En una tarde de verano, descubrí, tras las sombras con renglonaduras de una persiana en un balcón de la infancia, que sabía leer y escribir gracias a las madres Concepción y Trinidad -del Colegio de la Orden de las Mercedarias- bajo el aroma de un mandarino centenario.

En una tarde de verano, vi la luz de la mirada alumbrada de mi madre cuando le enseñaba las notas de fin de curso. Ella es una excelente cómplice para hallar el conocimiento.

En una tarde de verano, comencé a aprender a rezar ante el Sagrado Corazón por tantas conflagraciones irracionales; una atmósfera singular propia de Málaga en estío inundó la plaza de San Ignacio. La calle Compañía se ciñó ante mi revelación.

En un tarde de verano, vislumbré, entre los recodos del Barrio Alto, la iglesia de la Santa Cruz y San Felipe Neri - unos de los mejores barrocos conservados en la urbe-; calle Parras, donde la convivencia y la química generosamente alegre entre vecinos fluían con el único y armonizador saludo de una sonrisa; calle Cabello, lugar mágico dibujado sobre un empedrado que completaban tus pasos para sellar un poema jamás escrito.

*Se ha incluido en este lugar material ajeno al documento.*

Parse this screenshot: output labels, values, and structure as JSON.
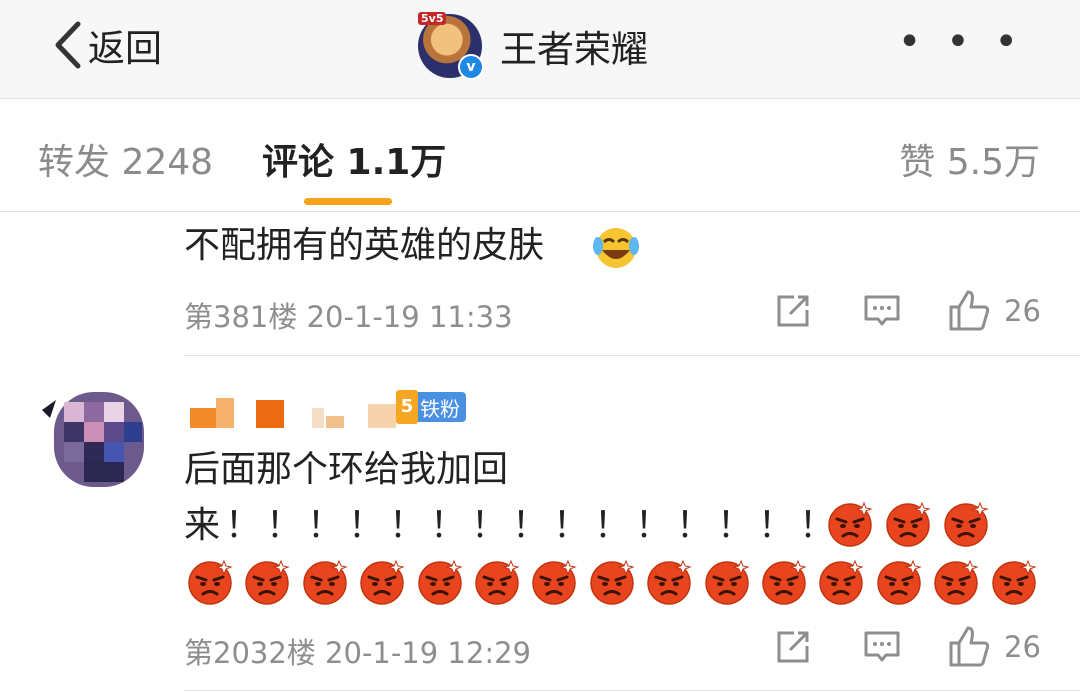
{
  "header": {
    "back_label": "返回",
    "title": "王者荣耀",
    "avatar_tag": "5v5",
    "verified_mark": "v",
    "more_label": "• • •"
  },
  "tabs": {
    "repost": "转发 2248",
    "comment": "评论 1.1万",
    "like": "赞 5.5万",
    "accent_color": "#f6a21a"
  },
  "comments": [
    {
      "text": "不配拥有的英雄的皮肤",
      "emoji": "crying-laughing",
      "floor": "第381楼",
      "time": "20-1-19 11:33",
      "likes": "26"
    },
    {
      "badge_level": "5",
      "badge_label": "铁粉",
      "line1": "后面那个环给我加回",
      "line2": "来！！！！！！！！！！！！！！！",
      "emoji": "angry-face",
      "emoji_count": 18,
      "floor": "第2032楼",
      "time": "20-1-19 12:29",
      "likes": "26"
    }
  ]
}
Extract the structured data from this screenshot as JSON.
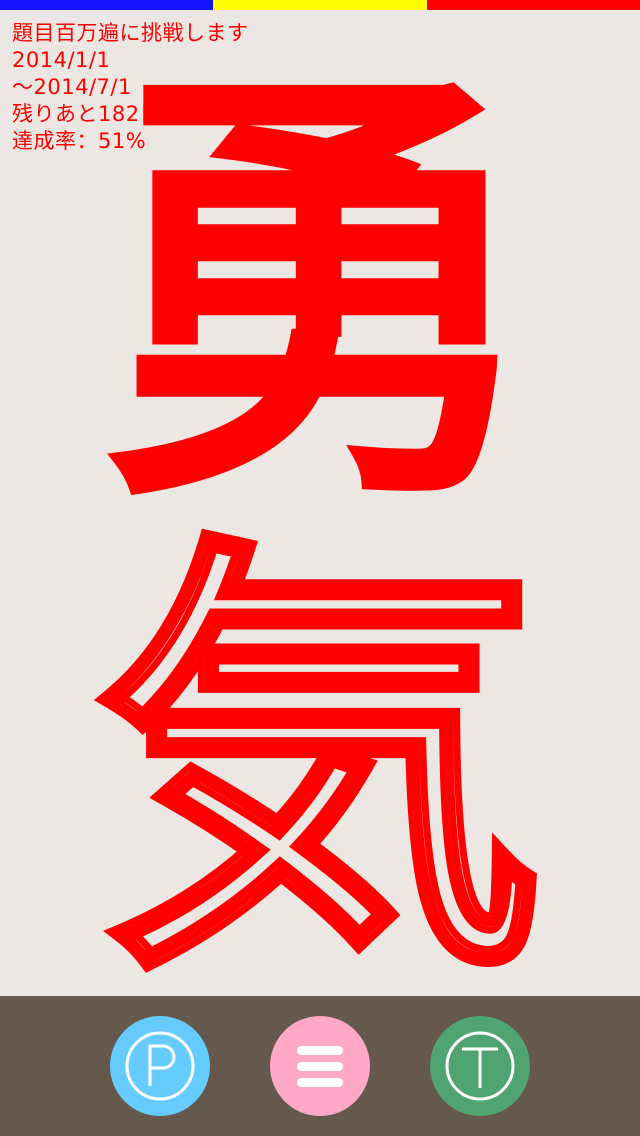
{
  "top_bar": {
    "colors": [
      "#1414FF",
      "#FFFF00",
      "#FF0000"
    ]
  },
  "info": {
    "line1": "題目百万遍に挑戦します",
    "line2": "2014/1/1",
    "line3": "～2014/7/1",
    "line4": "残りあと182日",
    "line5": "達成率：51%"
  },
  "progress": {
    "percent": 51
  },
  "kanji": {
    "first": "勇",
    "second": "気"
  },
  "colors": {
    "text_red": "#FF0000",
    "background": "#ECE7E2",
    "bottom_bar": "#65594D",
    "p_button": "#66CCFF",
    "menu_button": "#FFA8C8",
    "t_button": "#4FA471"
  },
  "bottom_bar": {
    "buttons": [
      {
        "icon": "circled-p-icon"
      },
      {
        "icon": "hamburger-menu-icon"
      },
      {
        "icon": "circled-t-icon"
      }
    ]
  }
}
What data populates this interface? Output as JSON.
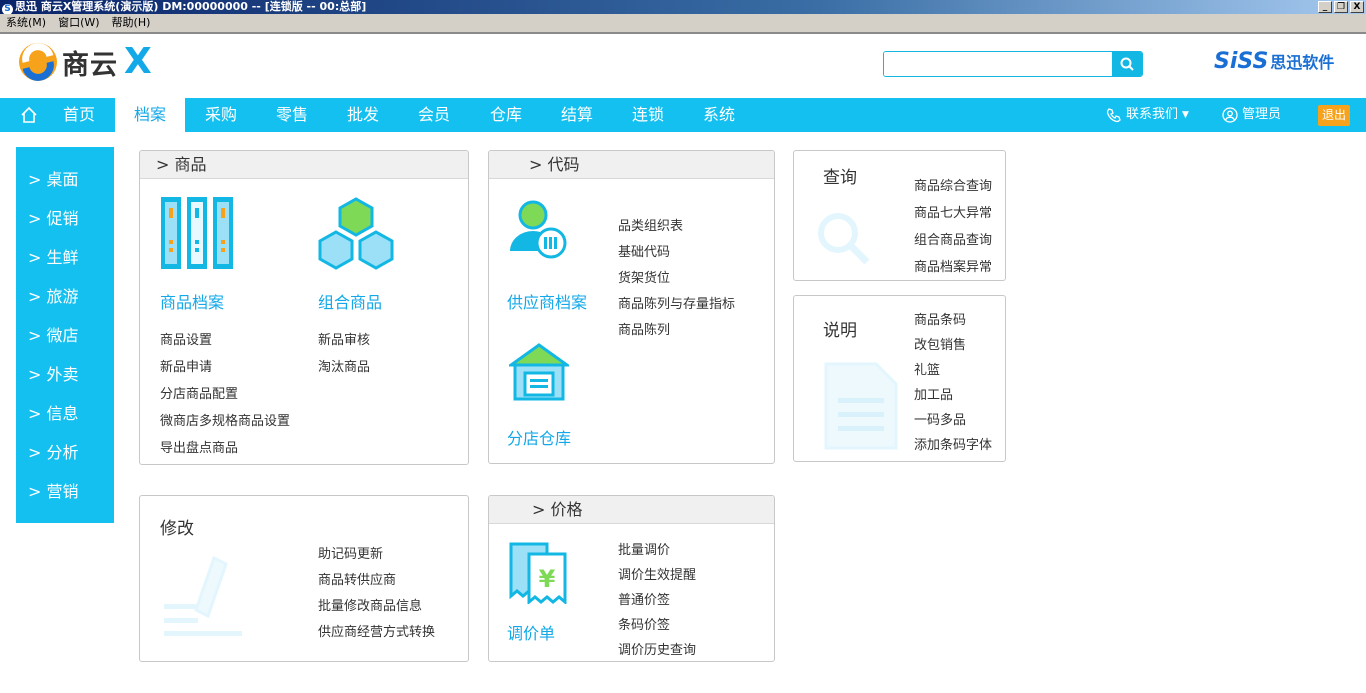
{
  "window": {
    "title": "思迅 商云X管理系统(演示版) DM:00000000 -- [连锁版 -- 00:总部]",
    "buttons": [
      "_",
      "❐",
      "X"
    ]
  },
  "menubar": [
    "系统(M)",
    "窗口(W)",
    "帮助(H)"
  ],
  "logo": {
    "name": "商云",
    "mark": "X"
  },
  "search": {
    "value": "",
    "placeholder": ""
  },
  "brand": {
    "main": "SiSS",
    "sub": "思迅软件"
  },
  "nav": {
    "items": [
      "首页",
      "档案",
      "采购",
      "零售",
      "批发",
      "会员",
      "仓库",
      "结算",
      "连锁",
      "系统"
    ],
    "active": "档案",
    "contact": "联系我们",
    "user": "管理员",
    "logout": "退出"
  },
  "sidebar": [
    "> 桌面",
    "> 促销",
    "> 生鲜",
    "> 旅游",
    "> 微店",
    "> 外卖",
    "> 信息",
    "> 分析",
    "> 营销"
  ],
  "panels": {
    "goods": {
      "header": ">  商品",
      "big": [
        "商品档案",
        "组合商品"
      ],
      "left": [
        "商品设置",
        "新品申请",
        "分店商品配置",
        "微商店多规格商品设置",
        "导出盘点商品"
      ],
      "right": [
        "新品审核",
        "淘汰商品"
      ]
    },
    "code": {
      "header": ">  代码",
      "big": [
        "供应商档案",
        "分店仓库"
      ],
      "links": [
        "品类组织表",
        "基础代码",
        "货架货位",
        "商品陈列与存量指标",
        "商品陈列"
      ]
    },
    "query": {
      "title": "查询",
      "links": [
        "商品综合查询",
        "商品七大异常",
        "组合商品查询",
        "商品档案异常"
      ]
    },
    "explain": {
      "title": "说明",
      "links": [
        "商品条码",
        "改包销售",
        "礼篮",
        "加工品",
        "一码多品",
        "添加条码字体"
      ]
    },
    "modify": {
      "title": "修改",
      "links": [
        "助记码更新",
        "商品转供应商",
        "批量修改商品信息",
        "供应商经营方式转换"
      ]
    },
    "price": {
      "header": ">  价格",
      "big": "调价单",
      "links": [
        "批量调价",
        "调价生效提醒",
        "普通价签",
        "条码价签",
        "调价历史查询"
      ]
    }
  },
  "colors": {
    "accent": "#13c0f0",
    "link": "#13a8e8",
    "logout": "#f7a21b",
    "hex": "#7ed957"
  }
}
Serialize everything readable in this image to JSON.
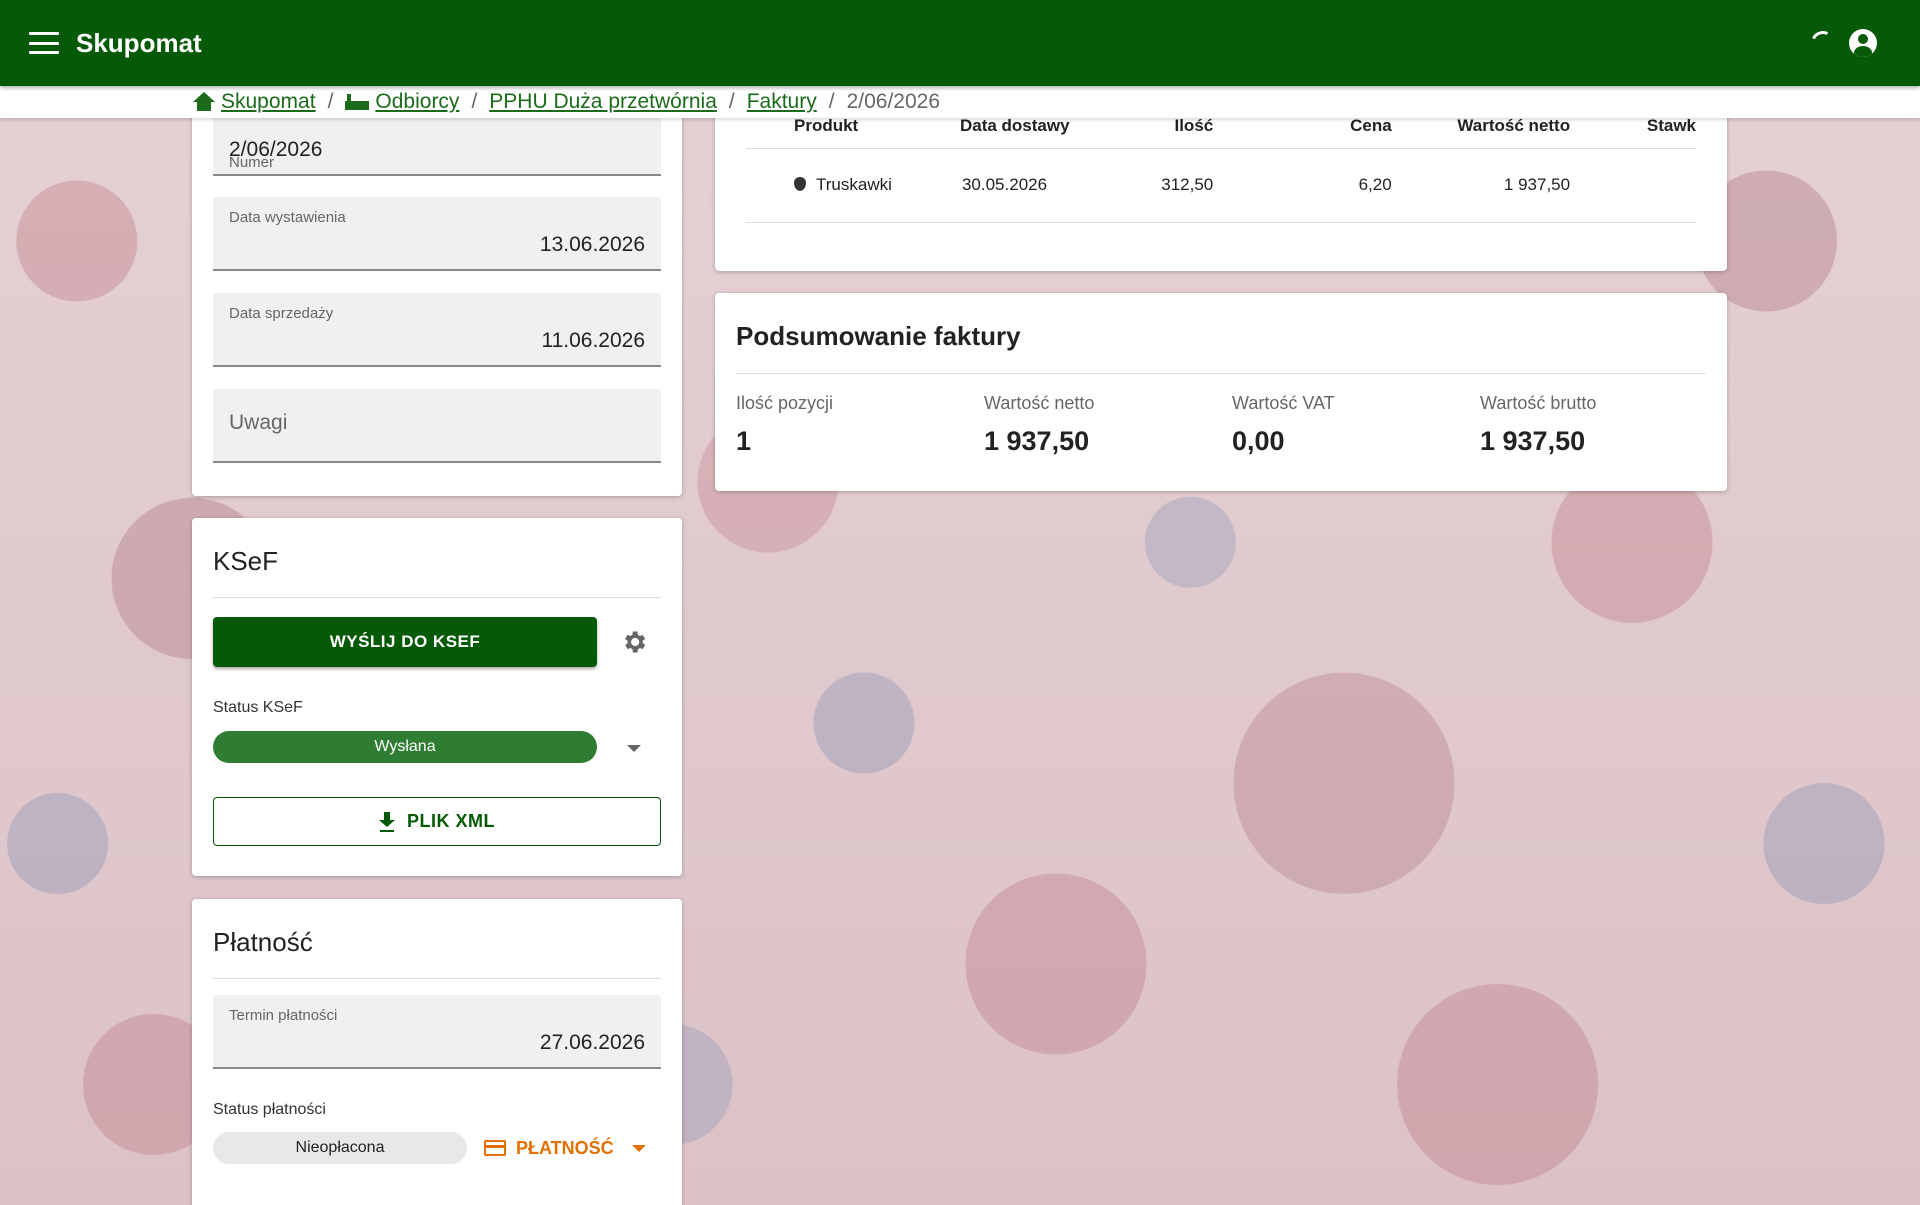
{
  "app": {
    "title": "Skupomat"
  },
  "breadcrumb": {
    "items": [
      "Skupomat",
      "Odbiorcy",
      "PPHU Duża przetwórnia",
      "Faktury"
    ],
    "current": "2/06/2026",
    "separator": "/"
  },
  "invoice": {
    "numer_label": "Numer",
    "numer_value": "2/06/2026",
    "data_wystawienia_label": "Data wystawienia",
    "data_wystawienia_value": "13.06.2026",
    "data_sprzedazy_label": "Data sprzedaży",
    "data_sprzedazy_value": "11.06.2026",
    "uwagi_placeholder": "Uwagi"
  },
  "ksef": {
    "title": "KSeF",
    "send_button": "WYŚLIJ DO KSEF",
    "status_label": "Status KSeF",
    "status_value": "Wysłana",
    "xml_button": "PLIK XML"
  },
  "payment": {
    "title": "Płatność",
    "termin_label": "Termin płatności",
    "termin_value": "27.06.2026",
    "status_label": "Status płatności",
    "status_value": "Nieopłacona",
    "payment_button": "PŁATNOŚĆ"
  },
  "items_table": {
    "headers": [
      "Produkt",
      "Data dostawy",
      "Ilość",
      "Cena",
      "Wartość netto",
      "Stawk"
    ],
    "rows": [
      {
        "produkt": "Truskawki",
        "data_dostawy": "30.05.2026",
        "ilosc": "312,50",
        "cena": "6,20",
        "wartosc_netto": "1 937,50",
        "stawka": ""
      }
    ]
  },
  "summary": {
    "title": "Podsumowanie faktury",
    "ilosc_pozycji_label": "Ilość pozycji",
    "ilosc_pozycji_value": "1",
    "wartosc_netto_label": "Wartość netto",
    "wartosc_netto_value": "1 937,50",
    "wartosc_vat_label": "Wartość VAT",
    "wartosc_vat_value": "0,00",
    "wartosc_brutto_label": "Wartość brutto",
    "wartosc_brutto_value": "1 937,50"
  },
  "colors": {
    "primary": "#065a07",
    "accent": "#e07000",
    "status_green": "#2e7d32"
  },
  "icons": [
    "menu-icon",
    "loading-icon",
    "account-icon",
    "home-icon",
    "factory-icon",
    "gear-icon",
    "download-icon",
    "credit-card-icon",
    "chevron-down-icon",
    "strawberry-icon"
  ]
}
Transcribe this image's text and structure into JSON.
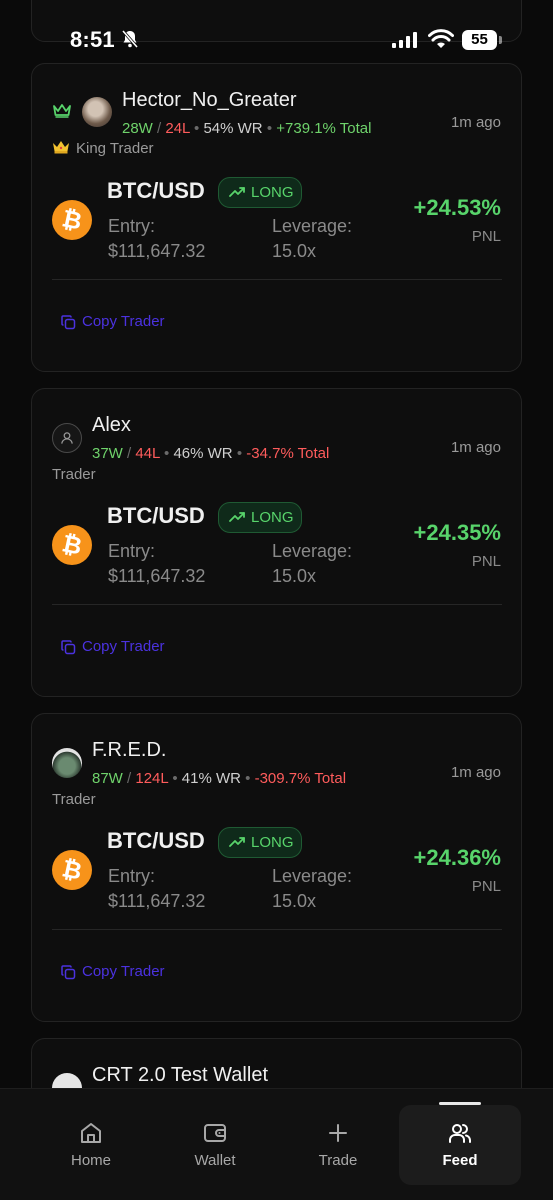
{
  "status_bar": {
    "time": "8:51",
    "battery": "55"
  },
  "cards": [
    {
      "name": "Hector_No_Greater",
      "wins": "28W",
      "losses": "24L",
      "win_rate": "54% WR",
      "total": "+739.1% Total",
      "time_ago": "1m ago",
      "rank": "King Trader",
      "pair": "BTC/USD",
      "direction": "LONG",
      "entry_label": "Entry:",
      "entry_value": "$111,647.32",
      "leverage_label": "Leverage:",
      "leverage_value": "15.0x",
      "pnl": "+24.53%",
      "pnl_label": "PNL",
      "copy_label": "Copy Trader"
    },
    {
      "name": "Alex",
      "wins": "37W",
      "losses": "44L",
      "win_rate": "46% WR",
      "total": "-34.7% Total",
      "time_ago": "1m ago",
      "rank": "Trader",
      "pair": "BTC/USD",
      "direction": "LONG",
      "entry_label": "Entry:",
      "entry_value": "$111,647.32",
      "leverage_label": "Leverage:",
      "leverage_value": "15.0x",
      "pnl": "+24.35%",
      "pnl_label": "PNL",
      "copy_label": "Copy Trader"
    },
    {
      "name": "F.R.E.D.",
      "wins": "87W",
      "losses": "124L",
      "win_rate": "41% WR",
      "total": "-309.7% Total",
      "time_ago": "1m ago",
      "rank": "Trader",
      "pair": "BTC/USD",
      "direction": "LONG",
      "entry_label": "Entry:",
      "entry_value": "$111,647.32",
      "leverage_label": "Leverage:",
      "leverage_value": "15.0x",
      "pnl": "+24.36%",
      "pnl_label": "PNL",
      "copy_label": "Copy Trader"
    },
    {
      "name": "CRT 2.0 Test Wallet"
    }
  ],
  "nav": {
    "home": "Home",
    "wallet": "Wallet",
    "trade": "Trade",
    "feed": "Feed",
    "active": "Feed"
  },
  "colors": {
    "positive": "#58d46b",
    "negative": "#ff5c5c",
    "link": "#4b32e0",
    "bitcoin": "#f7931a"
  }
}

En una tarde de verano, con mi compañero del alma y singladura, Juan Carlos Rosa, anoté en mi cuaderno de Bitácora la aventura más fascinante que habíamos creado hasta entonces: compartir un libro; acto que nos unió más aún para todas las décadas por llegar.

En una tarde de verano, comencé a proyectar el concepto amigo como eje de mi vida; no tan solo sobre el recuerdo de un proceder joven y alegre. No. La adhesión serena, la cual genera la venerada amistad, se transforma en la mejor silueta de quienes te acompañan en este particular camino a través de nuestro propio desierto. En una tarde de verano, reflexiono en toda una existencia en esta ciudad e íntimamente sonrío. Gracias amigos.